そう思ったところで役が変わるわけじゃないし、撮影はどんどん進む。



「…姉ちゃん…俺分かんないんだ…」
「え、なにが?」
「俺はホントにあいつが好きなのかな…」
「けど、前はあんなに大好き大好き言ってたじゃん…」









「ちょっと…ストップー! 止めて止めて!」

急に監督が叫んだ。
そしてあたしの名前が呼ばれた。急いで監督のほうに駆け寄る。


「ゆいちゃんさぁ、もーちょっと感情込めれないの? 棒読みに聞こえちゃって仕方ないんだよね」
「え…す、すみません…」
「とりあえず休憩にして、ちゃんと練習してきて」

……監督の言葉が痛い。
怖い。
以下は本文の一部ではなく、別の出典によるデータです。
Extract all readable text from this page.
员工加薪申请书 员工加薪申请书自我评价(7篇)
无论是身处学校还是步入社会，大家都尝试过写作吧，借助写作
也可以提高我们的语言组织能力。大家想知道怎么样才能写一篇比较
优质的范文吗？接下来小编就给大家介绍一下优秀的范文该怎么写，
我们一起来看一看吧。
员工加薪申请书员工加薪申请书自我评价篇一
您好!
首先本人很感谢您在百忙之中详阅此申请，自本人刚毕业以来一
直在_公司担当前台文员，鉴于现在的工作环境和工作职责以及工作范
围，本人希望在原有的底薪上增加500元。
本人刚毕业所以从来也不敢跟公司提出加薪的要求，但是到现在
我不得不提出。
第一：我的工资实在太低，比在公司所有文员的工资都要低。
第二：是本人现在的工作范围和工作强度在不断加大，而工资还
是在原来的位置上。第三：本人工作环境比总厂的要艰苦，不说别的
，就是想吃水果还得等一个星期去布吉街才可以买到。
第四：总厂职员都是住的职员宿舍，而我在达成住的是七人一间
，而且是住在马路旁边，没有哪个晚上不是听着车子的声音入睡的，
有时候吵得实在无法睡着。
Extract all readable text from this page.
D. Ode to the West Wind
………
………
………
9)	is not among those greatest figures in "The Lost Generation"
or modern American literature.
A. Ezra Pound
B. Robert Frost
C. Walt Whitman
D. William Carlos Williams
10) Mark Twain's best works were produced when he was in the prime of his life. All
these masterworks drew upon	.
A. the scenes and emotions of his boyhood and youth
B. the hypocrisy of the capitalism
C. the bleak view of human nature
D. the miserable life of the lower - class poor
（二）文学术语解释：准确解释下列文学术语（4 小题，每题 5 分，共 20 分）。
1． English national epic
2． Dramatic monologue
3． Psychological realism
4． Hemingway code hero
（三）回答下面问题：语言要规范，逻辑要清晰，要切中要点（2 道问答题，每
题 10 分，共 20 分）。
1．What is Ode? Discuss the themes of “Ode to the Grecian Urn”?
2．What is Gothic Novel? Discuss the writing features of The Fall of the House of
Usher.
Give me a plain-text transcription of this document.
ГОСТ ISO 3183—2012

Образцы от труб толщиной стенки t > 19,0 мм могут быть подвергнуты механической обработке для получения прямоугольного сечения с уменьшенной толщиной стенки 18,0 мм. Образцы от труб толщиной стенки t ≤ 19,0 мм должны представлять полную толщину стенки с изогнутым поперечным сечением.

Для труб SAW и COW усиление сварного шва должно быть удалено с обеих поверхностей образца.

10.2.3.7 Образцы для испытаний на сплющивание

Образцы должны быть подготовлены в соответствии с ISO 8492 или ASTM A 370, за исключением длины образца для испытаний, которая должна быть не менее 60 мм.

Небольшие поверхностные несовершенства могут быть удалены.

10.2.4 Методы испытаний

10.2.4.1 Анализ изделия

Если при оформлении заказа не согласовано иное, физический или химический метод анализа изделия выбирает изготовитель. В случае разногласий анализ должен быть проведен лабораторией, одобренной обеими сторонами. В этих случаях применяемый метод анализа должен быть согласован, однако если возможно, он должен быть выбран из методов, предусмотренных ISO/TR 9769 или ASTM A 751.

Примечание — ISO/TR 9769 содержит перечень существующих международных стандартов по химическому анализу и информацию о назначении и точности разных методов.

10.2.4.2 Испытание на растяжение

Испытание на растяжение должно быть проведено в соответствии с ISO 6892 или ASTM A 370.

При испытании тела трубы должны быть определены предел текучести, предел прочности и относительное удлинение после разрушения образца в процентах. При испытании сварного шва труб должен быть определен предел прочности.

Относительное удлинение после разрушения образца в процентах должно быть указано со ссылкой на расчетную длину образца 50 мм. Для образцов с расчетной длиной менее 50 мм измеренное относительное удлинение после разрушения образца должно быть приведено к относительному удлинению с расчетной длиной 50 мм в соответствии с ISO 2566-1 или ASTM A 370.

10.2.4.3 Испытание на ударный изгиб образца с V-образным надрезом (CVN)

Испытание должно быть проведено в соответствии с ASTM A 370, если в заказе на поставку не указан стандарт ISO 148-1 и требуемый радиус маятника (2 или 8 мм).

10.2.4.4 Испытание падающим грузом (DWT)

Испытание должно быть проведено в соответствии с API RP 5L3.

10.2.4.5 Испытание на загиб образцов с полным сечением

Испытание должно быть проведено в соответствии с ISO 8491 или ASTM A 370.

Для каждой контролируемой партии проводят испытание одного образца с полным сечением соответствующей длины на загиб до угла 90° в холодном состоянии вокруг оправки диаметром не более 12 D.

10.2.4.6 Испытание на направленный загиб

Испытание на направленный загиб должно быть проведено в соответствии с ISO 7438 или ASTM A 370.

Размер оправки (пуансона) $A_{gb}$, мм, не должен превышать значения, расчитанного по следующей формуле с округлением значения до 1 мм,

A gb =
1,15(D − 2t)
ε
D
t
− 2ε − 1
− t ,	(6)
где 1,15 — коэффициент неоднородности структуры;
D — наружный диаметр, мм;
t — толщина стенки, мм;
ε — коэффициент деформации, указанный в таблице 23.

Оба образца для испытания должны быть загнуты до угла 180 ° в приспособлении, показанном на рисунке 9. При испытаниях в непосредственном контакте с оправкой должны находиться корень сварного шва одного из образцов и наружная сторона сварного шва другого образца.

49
言葉の所々に刺がある。

「…すみません……」

そうとだけ言って、あたしは休憩所に入った。
当然撮影も休憩。
みんなに迷惑かけちゃった…。

そうだよ。
監督の言葉に落ち込んでる場合じゃない…!

「よしっ!」

気合いを入れて台本を出す。
出来る限り感情込めるように頑張ってはみるんだけど、やっぱ一人じゃ上手くいかない…。



と、そんな時、休憩所のドアが開いた。